# Core Aeration and overseeding



## handy man88 (Jan 23, 2007)

Don't buy kentucky 31, whatever you do. Get tall fescue. Rebel is supposedly the best.

Also, you may want to have your landscaper run his dethatcher over your own before aerating.


----------



## gone_fishing (Jan 5, 2008)

He won't do dethatching anymore...I planned on doing it but don't have the time or energy to rake it all up...may do that in the spring.


----------



## handy man88 (Jan 23, 2007)

gone_fishing said:


> He won't do dethatching anymore...I planned on doing it but don't have the time or energy to rake it all up...may do that in the spring.


Dethatching is an important part of lawn health. You may want to consider another landscaper.


----------



## rtibbs4 (Jul 5, 2008)

Hi,

We had our lawn dethatched this past spring. It cost a lot more than I anticipated and I was reluctant to do it but we did and it made a big difference with our lawn this year. Of course, we had an incredible rainy spring and summer but our lawn was full and green all year long. Typically there had been thin areas and some dying grass even when we watered regularly. It was well worth the mone in the long run if you are serious about your lawn.


----------



## handy man88 (Jan 23, 2007)

rtibbs4 said:


> Hi,
> 
> We had our lawn dethatched this past spring. It cost a lot more than I anticipated and I was reluctant to do it but we did and it made a big difference with our lawn this year. Of course, we had an incredible rainy spring and summer but our lawn was full and green all year long. Typically there had been thin areas and some dying grass even when we watered regularly. It was well worth the mone in the long run if you are serious about your lawn.

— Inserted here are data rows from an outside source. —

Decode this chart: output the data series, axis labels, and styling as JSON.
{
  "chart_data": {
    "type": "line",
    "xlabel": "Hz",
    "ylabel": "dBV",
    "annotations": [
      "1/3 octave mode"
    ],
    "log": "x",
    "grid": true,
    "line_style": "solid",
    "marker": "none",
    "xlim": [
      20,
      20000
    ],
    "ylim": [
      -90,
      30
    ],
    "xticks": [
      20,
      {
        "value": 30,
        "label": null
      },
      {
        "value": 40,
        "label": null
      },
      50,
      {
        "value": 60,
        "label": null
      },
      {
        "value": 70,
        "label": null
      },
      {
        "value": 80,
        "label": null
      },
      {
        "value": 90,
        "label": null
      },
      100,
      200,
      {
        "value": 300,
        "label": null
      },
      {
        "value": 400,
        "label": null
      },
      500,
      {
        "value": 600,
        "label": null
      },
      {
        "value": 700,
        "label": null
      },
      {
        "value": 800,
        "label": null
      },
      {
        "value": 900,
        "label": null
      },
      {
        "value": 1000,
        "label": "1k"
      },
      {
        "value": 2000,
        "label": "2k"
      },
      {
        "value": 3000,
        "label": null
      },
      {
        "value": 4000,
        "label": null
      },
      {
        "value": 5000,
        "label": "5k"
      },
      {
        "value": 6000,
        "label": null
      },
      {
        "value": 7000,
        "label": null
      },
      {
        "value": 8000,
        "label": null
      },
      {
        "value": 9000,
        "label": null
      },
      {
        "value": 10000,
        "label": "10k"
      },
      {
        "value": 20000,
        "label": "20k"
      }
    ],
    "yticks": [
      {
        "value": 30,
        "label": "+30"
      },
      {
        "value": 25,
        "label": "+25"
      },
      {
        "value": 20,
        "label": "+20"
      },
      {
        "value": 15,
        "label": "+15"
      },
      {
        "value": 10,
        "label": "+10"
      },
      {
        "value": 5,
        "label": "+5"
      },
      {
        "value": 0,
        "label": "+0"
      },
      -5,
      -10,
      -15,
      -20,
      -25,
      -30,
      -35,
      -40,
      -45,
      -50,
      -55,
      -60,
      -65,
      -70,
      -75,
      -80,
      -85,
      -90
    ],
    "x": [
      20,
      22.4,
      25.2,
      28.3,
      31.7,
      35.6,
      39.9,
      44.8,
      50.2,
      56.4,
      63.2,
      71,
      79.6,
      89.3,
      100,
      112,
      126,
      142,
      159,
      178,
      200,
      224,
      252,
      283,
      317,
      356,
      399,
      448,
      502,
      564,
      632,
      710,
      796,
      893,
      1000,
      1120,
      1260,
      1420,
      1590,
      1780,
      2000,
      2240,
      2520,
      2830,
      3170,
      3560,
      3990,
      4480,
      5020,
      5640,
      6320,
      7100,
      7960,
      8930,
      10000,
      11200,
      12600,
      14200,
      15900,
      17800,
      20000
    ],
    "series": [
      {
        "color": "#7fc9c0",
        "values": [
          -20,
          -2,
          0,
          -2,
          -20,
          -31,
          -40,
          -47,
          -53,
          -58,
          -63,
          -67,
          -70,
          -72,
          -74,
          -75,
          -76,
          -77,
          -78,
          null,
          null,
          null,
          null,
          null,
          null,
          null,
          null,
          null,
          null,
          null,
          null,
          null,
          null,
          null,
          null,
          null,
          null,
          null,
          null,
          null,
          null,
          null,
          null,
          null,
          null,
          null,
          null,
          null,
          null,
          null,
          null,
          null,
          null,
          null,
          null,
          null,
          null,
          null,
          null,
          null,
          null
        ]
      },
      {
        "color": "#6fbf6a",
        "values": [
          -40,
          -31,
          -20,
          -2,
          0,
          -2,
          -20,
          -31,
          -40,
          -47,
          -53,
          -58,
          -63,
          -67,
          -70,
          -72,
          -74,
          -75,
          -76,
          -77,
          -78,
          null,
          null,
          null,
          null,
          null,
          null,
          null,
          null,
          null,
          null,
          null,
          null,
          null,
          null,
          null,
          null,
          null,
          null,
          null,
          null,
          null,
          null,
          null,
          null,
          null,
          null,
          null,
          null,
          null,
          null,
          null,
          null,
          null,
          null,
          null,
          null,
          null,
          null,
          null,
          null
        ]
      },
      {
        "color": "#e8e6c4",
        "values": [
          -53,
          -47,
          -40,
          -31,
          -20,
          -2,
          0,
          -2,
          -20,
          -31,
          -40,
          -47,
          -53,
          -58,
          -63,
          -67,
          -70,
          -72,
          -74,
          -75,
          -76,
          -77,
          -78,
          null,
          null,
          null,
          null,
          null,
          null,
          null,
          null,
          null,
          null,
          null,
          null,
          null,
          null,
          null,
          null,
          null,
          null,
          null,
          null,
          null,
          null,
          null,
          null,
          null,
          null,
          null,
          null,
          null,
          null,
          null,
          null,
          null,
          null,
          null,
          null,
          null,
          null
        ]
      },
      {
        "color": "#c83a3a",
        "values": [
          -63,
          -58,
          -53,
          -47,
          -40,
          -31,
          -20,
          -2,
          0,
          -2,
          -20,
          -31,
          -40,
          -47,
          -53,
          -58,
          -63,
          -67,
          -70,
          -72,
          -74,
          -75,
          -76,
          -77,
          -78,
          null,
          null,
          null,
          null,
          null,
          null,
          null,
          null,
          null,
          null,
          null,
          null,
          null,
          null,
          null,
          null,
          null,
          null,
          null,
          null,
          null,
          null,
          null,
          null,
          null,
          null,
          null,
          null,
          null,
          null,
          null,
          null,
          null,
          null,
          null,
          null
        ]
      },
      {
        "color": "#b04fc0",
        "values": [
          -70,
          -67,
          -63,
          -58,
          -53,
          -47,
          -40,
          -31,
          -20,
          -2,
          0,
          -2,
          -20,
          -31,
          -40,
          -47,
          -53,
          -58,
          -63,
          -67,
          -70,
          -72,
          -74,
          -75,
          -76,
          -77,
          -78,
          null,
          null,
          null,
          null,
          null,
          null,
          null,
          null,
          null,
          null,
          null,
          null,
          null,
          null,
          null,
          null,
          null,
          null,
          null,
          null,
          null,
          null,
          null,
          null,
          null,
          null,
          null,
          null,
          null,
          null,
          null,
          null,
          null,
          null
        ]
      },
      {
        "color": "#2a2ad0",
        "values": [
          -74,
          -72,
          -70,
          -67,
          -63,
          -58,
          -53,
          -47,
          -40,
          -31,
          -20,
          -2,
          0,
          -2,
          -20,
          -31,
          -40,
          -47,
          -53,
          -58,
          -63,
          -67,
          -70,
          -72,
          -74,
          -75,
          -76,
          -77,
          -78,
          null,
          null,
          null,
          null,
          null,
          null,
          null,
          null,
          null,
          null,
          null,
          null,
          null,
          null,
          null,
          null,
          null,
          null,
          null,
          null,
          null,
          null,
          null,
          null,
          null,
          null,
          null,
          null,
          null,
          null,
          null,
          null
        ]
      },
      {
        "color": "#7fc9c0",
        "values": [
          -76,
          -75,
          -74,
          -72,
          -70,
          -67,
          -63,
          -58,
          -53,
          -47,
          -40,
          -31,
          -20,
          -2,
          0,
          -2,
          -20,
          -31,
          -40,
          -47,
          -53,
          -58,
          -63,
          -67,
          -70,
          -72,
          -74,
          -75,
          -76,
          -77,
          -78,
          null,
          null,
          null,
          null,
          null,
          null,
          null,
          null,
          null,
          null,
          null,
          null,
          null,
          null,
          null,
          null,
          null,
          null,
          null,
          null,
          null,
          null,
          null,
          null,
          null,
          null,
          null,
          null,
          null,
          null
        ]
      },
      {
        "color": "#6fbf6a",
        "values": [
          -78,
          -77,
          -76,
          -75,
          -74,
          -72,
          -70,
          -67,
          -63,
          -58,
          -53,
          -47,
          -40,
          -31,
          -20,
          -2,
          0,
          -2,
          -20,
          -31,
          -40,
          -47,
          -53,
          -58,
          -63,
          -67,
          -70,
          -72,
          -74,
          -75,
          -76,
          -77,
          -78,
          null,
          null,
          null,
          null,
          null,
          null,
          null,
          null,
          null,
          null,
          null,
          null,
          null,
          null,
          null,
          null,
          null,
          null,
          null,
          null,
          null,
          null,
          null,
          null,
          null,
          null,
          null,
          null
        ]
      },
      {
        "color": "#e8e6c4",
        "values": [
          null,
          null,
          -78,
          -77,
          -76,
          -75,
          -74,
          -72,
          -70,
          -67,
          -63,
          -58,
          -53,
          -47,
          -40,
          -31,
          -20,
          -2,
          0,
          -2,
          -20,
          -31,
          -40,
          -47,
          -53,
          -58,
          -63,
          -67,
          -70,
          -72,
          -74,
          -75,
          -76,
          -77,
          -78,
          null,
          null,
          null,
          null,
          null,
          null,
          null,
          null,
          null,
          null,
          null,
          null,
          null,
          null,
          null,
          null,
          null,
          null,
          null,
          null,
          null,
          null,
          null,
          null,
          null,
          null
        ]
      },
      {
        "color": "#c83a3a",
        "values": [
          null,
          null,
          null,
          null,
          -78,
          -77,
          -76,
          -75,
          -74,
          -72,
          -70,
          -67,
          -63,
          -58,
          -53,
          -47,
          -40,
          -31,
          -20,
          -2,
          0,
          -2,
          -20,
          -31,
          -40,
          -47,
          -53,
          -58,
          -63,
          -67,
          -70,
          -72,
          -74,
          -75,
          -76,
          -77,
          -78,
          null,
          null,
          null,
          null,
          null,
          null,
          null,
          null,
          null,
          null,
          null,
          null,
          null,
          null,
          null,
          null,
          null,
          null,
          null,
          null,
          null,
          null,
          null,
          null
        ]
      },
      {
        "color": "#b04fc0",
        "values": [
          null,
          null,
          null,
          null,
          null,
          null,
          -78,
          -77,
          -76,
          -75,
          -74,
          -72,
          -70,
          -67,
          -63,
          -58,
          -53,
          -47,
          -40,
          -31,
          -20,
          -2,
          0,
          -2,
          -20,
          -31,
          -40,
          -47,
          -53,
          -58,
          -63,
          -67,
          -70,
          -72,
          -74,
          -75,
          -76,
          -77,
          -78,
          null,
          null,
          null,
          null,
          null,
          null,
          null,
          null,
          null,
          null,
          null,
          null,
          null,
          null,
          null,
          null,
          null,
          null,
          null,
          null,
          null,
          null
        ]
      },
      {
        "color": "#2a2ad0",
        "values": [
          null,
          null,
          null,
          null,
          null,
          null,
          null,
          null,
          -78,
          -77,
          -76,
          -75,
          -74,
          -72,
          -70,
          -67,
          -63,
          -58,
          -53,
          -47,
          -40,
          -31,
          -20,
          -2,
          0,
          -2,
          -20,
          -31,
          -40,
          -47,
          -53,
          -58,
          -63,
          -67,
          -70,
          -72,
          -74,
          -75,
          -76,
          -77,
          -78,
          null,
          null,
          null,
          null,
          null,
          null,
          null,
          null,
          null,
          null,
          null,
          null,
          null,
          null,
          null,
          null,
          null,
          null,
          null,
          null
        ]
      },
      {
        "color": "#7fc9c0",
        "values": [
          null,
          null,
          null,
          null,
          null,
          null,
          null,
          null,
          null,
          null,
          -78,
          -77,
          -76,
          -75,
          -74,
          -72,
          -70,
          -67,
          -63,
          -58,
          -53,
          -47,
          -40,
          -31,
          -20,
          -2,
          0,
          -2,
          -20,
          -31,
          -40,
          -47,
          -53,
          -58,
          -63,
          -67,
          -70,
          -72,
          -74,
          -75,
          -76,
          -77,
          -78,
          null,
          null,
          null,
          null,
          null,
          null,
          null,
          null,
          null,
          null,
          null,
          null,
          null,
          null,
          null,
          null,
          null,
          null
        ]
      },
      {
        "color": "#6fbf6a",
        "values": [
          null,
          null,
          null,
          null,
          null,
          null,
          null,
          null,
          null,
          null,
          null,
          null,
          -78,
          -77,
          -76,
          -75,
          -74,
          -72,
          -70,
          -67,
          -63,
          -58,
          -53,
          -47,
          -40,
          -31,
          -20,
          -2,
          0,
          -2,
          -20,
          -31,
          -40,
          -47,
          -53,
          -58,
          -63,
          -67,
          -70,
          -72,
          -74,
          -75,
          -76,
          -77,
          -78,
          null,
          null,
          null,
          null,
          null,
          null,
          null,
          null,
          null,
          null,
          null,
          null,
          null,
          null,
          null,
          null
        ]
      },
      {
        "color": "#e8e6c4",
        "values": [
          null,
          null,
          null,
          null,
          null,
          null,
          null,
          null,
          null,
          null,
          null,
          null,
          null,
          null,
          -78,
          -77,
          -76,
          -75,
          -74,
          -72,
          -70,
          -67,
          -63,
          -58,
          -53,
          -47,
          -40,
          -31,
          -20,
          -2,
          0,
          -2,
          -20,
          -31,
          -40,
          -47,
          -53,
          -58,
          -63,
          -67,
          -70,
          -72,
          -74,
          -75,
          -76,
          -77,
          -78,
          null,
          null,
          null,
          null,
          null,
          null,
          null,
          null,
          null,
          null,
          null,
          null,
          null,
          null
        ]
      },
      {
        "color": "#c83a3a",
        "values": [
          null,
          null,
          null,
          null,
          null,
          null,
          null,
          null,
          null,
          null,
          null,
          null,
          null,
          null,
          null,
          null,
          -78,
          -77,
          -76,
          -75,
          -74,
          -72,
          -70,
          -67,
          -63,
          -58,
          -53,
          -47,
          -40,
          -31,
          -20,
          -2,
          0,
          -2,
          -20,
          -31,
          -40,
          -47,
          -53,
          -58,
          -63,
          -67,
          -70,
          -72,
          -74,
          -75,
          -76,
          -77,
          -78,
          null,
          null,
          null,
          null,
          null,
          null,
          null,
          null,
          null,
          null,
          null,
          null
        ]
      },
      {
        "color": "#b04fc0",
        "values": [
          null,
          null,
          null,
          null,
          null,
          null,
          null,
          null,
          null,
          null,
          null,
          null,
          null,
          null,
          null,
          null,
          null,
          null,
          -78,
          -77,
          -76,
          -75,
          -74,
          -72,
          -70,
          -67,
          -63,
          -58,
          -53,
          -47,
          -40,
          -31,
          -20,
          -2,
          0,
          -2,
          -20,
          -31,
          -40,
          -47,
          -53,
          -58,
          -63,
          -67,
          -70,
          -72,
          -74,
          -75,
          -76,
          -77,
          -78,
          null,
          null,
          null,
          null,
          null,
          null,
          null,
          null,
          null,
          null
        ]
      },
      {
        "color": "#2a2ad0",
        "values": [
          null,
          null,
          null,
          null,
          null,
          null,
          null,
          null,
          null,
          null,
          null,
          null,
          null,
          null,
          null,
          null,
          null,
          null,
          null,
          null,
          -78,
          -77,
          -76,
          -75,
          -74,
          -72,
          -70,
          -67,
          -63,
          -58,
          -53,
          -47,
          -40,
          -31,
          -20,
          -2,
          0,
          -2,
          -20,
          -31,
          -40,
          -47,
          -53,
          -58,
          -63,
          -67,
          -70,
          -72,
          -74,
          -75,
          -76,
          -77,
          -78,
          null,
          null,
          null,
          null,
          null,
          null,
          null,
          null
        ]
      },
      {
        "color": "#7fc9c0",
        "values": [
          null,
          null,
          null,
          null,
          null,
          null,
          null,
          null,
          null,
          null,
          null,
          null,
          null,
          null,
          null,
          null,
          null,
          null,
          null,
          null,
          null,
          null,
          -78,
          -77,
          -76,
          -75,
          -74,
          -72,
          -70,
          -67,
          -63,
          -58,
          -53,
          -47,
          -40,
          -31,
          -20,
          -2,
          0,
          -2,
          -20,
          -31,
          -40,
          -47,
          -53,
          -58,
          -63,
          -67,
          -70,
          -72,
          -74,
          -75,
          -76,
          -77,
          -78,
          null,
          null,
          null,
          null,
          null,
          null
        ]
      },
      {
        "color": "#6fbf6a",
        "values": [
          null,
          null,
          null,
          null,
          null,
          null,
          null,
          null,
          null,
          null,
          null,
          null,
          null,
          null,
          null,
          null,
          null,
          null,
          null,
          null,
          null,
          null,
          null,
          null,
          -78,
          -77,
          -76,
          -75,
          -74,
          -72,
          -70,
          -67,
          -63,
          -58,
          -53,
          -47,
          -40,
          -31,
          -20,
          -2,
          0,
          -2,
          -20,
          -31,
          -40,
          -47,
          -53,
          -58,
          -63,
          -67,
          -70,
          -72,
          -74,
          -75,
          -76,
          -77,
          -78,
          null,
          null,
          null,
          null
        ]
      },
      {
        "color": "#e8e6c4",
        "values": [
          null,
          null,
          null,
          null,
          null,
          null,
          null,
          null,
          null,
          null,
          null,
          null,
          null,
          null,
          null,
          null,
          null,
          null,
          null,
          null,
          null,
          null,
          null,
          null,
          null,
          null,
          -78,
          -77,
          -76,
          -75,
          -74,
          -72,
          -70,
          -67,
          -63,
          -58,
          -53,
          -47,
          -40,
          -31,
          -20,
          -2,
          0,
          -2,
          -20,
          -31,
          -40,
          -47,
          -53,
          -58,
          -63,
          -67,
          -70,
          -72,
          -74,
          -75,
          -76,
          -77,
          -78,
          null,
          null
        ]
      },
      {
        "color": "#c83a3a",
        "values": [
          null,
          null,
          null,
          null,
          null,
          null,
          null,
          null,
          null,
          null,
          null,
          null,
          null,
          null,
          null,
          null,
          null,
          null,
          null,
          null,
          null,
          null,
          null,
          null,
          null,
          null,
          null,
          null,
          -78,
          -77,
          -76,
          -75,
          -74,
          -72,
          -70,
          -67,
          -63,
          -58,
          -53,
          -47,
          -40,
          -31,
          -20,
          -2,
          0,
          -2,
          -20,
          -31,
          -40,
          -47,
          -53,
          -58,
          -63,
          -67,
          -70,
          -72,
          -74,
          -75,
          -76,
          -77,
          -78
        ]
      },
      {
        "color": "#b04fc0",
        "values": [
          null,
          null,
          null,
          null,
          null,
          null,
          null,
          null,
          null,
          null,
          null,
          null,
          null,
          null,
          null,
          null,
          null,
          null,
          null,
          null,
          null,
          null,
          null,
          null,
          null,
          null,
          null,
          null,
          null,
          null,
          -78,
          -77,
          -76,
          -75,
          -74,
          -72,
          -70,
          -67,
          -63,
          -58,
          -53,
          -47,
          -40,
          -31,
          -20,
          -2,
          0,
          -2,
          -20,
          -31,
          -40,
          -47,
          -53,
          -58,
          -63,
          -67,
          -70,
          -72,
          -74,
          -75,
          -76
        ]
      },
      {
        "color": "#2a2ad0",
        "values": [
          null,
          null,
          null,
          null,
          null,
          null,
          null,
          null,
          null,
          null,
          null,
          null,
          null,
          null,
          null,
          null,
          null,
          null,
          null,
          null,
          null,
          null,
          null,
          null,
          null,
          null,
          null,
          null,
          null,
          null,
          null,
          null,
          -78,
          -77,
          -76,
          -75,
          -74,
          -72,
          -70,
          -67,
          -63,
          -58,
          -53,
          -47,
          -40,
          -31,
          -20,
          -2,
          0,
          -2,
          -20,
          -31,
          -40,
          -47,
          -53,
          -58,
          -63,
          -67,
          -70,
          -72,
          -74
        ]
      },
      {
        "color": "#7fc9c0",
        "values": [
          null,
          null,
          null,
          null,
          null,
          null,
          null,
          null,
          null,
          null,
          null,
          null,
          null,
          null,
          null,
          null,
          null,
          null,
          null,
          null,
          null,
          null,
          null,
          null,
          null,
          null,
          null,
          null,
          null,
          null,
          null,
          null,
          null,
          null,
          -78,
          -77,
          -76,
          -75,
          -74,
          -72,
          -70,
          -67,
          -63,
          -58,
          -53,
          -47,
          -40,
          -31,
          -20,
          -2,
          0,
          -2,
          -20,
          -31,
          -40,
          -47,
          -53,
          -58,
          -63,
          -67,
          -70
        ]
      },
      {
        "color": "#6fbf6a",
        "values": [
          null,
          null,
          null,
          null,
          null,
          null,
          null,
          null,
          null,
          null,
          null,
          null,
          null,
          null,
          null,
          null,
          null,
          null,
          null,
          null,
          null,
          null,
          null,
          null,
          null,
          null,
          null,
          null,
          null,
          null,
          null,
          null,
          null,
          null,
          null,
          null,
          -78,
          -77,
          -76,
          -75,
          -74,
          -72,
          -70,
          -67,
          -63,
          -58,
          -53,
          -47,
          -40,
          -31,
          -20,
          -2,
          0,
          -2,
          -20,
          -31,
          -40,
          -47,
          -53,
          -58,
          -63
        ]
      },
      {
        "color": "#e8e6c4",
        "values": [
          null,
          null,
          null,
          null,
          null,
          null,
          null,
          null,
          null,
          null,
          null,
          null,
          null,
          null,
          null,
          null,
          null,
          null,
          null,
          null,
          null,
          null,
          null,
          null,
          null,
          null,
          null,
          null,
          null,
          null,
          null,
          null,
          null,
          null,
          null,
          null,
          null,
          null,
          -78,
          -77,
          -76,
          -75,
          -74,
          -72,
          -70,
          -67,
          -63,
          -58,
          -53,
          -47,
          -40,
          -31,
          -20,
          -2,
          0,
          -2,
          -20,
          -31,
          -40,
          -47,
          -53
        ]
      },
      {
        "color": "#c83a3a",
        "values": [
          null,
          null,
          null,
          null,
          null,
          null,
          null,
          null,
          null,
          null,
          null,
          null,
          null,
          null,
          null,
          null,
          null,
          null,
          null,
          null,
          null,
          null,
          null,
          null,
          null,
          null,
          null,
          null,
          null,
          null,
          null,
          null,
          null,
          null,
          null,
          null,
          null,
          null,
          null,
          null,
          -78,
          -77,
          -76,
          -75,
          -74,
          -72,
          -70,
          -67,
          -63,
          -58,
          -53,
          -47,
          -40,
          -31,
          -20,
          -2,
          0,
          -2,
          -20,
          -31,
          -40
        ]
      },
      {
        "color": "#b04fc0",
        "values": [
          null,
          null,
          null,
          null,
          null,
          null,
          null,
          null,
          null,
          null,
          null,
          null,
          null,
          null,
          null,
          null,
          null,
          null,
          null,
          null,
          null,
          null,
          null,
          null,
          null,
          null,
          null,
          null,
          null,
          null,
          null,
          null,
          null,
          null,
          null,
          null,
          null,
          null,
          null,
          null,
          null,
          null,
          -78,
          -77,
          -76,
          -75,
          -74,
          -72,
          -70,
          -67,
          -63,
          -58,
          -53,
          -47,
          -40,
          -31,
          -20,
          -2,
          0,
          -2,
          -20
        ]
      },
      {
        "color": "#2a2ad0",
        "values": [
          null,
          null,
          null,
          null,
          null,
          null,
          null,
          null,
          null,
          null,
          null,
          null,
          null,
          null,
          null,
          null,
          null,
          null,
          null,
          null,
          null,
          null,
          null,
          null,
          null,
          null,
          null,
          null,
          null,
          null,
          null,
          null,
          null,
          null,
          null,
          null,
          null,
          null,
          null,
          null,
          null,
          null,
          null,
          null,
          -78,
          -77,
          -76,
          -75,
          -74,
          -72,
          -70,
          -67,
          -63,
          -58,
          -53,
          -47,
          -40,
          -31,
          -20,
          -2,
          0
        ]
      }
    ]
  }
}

Next time, you can rent a dethatcher from Home Depot or other, and split the cost with a neighbor, and go to town without having to pay someone to do it.


----------



## rtibbs4 (Jul 5, 2008)

*de-thatch*

Hi,

We had done that in the past with an aerator but just didn't have the time this time and we didn't want to wait but typically we try to do it ourselves.


----------



## gone_fishing (Jan 5, 2008)

Just an update...I had the aeration done and put down 75# of top notch seed and starter fertilizer. Invested the time to water for 2 weeks. I didn't notice the grass come up but the lawn is very thick and looks amazing. In the spring I plan on renting a power rake to dethatch. At that point I will put down 100# of seed and mix some peat moss into the grass.


----------



## handy man88 (Jan 23, 2007)

gone_fishing said:


> Just an update...I had the aeration done and put down 75# of top notch seed and starter fertilizer. Invested the time to water for 2 weeks. I didn't notice the grass come up but the lawn is very thick and looks amazing. In the spring I plan on renting a power rake to dethatch. At that point I will put down 100# of seed and mix some peat moss into the grass.


In the spring, I would not put down any more seed and just let the existing grass grow and get thick. If you see thin areas, then I would put down the seed come next fall.


----------